Using video to represent users

A recent HCI / UCD project of mine has been to examine different ways of describing the user of a software product – so called “personas”. My focus was to examine whether representing the user with video instead of text would allow the developers to engage more in the lifes of the user. The amount of engagement is measured in the persona’s ability to function as an agent in a scenario: is it easy to imagine the persona working with your product?

The whole reason to use personas, is to make developers engage into them in order for them to create scenarios. The scenarios situate the fictitious users (personas) in context with the developed system, and can in turn help spot usability complications from several angles (with multiple personas as actors and with multiple scenarios with the same persona). Scenarios do not have to be part of the documentation-fest, but can be created instantly in the minds of the developers each time they want to make a design solution from a perspective other than their own. The only documentation necesarry is the persona itself – but once you get a taste of who the persona represents, there is no need for going back to read the documenation describing it.

Anyway… back to the original topic – which is better for allowing engagement: a textual persona or a video persona?

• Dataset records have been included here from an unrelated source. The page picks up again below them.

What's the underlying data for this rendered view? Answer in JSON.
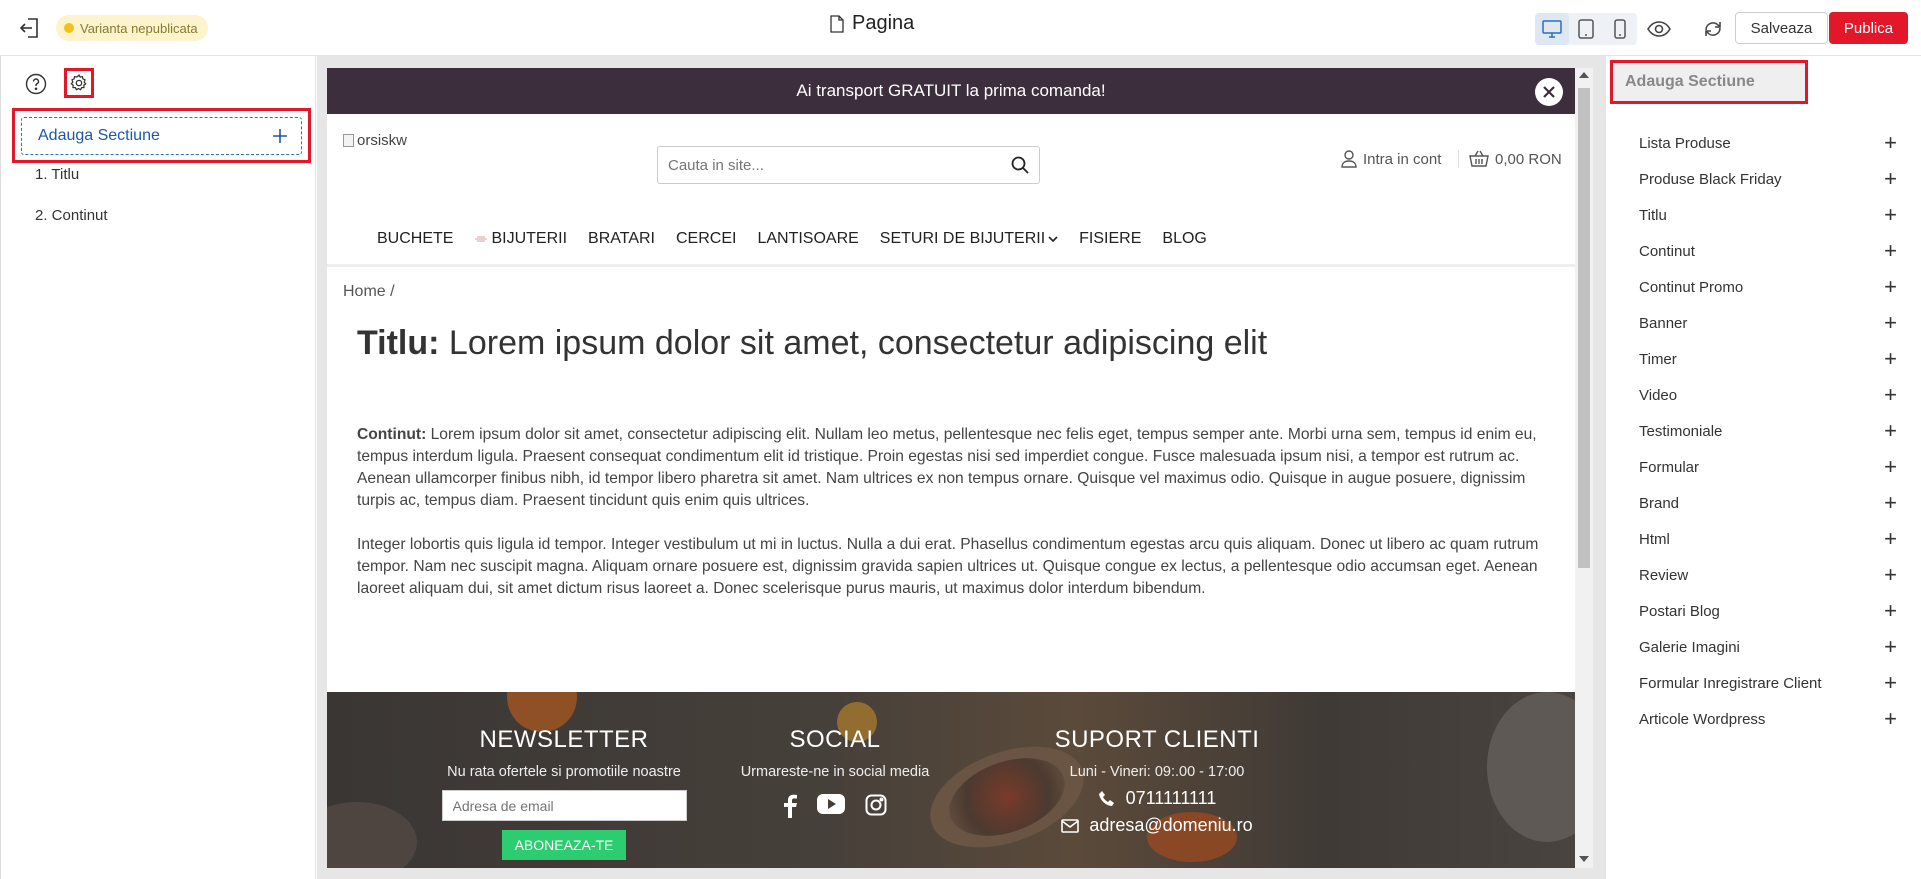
{
  "topbar": {
    "status_badge": "Varianta nepublicata",
    "page_title": "Pagina",
    "save_label": "Salveaza",
    "publish_label": "Publica"
  },
  "left_panel": {
    "add_section_label": "Adauga Sectiune",
    "sections": [
      "1. Titlu",
      "2. Continut"
    ]
  },
  "preview": {
    "promo_text": "Ai transport GRATUIT la prima comanda!",
    "logo_alt": "orsiskw",
    "search_placeholder": "Cauta in site...",
    "account_label": "Intra in cont",
    "cart_total": "0,00 RON",
    "nav": [
      "BUCHETE",
      "BIJUTERII",
      "BRATARI",
      "CERCEI",
      "LANTISOARE",
      "SETURI DE BIJUTERII",
      "FISIERE",
      "BLOG"
    ],
    "breadcrumb": "Home /",
    "title_label": "Titlu:",
    "title_text": "Lorem ipsum dolor sit amet, consectetur adipiscing elit",
    "content_label": "Continut:",
    "content_p1": "Lorem ipsum dolor sit amet, consectetur adipiscing elit. Nullam leo metus, pellentesque nec felis eget, tempus semper ante. Morbi urna sem, tempus id enim eu, tempus interdum ligula. Praesent consequat condimentum elit id tristique. Proin egestas nisi sed imperdiet congue. Fusce malesuada ipsum nisi, a tempor est rutrum ac. Aenean ullamcorper finibus nibh, id tempor libero pharetra sit amet. Nam ultrices ex non tempus ornare. Quisque vel maximus odio. Quisque in augue posuere, dignissim turpis ac, tempus diam. Praesent tincidunt quis enim quis ultrices.",
    "content_p2": "Integer lobortis quis ligula id tempor. Integer vestibulum ut mi in luctus. Nulla a dui erat. Phasellus condimentum egestas arcu quis aliquam. Donec ut libero ac quam rutrum tempor. Nam nec suscipit magna. Aliquam ornare posuere est, dignissim gravida sapien ultrices ut. Quisque congue ex lectus, a pellentesque odio accumsan eget. Aenean laoreet aliquam dui, sit amet dictum risus laoreet a. Donec scelerisque purus mauris, ut maximus dolor interdum bibendum.",
    "footer": {
      "newsletter_title": "NEWSLETTER",
      "newsletter_sub": "Nu rata ofertele si promotiile noastre",
      "email_placeholder": "Adresa de email",
      "subscribe_label": "ABONEAZA-TE",
      "social_title": "SOCIAL",
      "social_sub": "Urmareste-ne in social media",
      "support_title": "SUPORT CLIENTI",
      "support_hours": "Luni - Vineri: 09:.00 - 17:00",
      "phone": "0711111111",
      "email": "adresa@domeniu.ro"
    }
  },
  "right_panel": {
    "header": "Adauga Sectiune",
    "items": [
      "Lista Produse",
      "Produse Black Friday",
      "Titlu",
      "Continut",
      "Continut Promo",
      "Banner",
      "Timer",
      "Video",
      "Testimoniale",
      "Formular",
      "Brand",
      "Html",
      "Review",
      "Postari Blog",
      "Galerie Imagini",
      "Formular Inregistrare Client",
      "Articole Wordpress"
    ]
  },
  "colors": {
    "accent_red": "#e3172a",
    "link_blue": "#1c58a8",
    "promo_bg": "#3d2e3e",
    "subscribe_green": "#2ecc71"
  },
  "icons": {
    "exit": "exit-icon",
    "document": "document-icon",
    "desktop": "desktop-icon",
    "tablet": "tablet-icon",
    "mobile": "mobile-icon",
    "preview": "eye-icon",
    "sync": "sync-icon",
    "help": "help-icon",
    "settings": "gear-icon"
  }
}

What I found was that there are severe differences in how a reader looks at text and how how a reader looks at video. When you read a text of a fictitious person, you instantly know that the person you read about is fiction. Text can’t describe everything, but tries to in an abstract way. When you read that a person is a “striking liberal” you might conclude that the same person likes a sense of autonomy in his job, or that he likes to take responsibility of his actions. We read more than there is to read – we impose certain characteristics to the person as we create an instance of him in our minds. We use references to people we know as we try to fill out the missing narrative gaps.
When you watch a real person on video do different tasks and hear the person speak in an interview, you believe that person is a real person. There are fewer missing gaps as we can watch facial expressions, hear the pitch of voice, and listen to what the person is telling us. We look at the person represented on video as he is really existing – as he is a real person. The person on video is seen not as fiction, but as fact! – Even though the person on the video is completely fictitious!
This means that we restrain ourselves from putting words in the video-persona’s mouth. As the person is real and not fiction, we have a hard time making up and imagining new details about him. This is important if you are going to imagine the persona in different contexts. When it comes to using the person as an agent in scenarios, we go blank and can only keep to the details and dilemmas presented in the video. We hesitate from mixing fiction into facts.

This has turned out to be a very interesting study. Is it really true that we can not see video-representations of persons as a fictitious person we can further evolve in our minds? And what does this say about the power of mass-media television?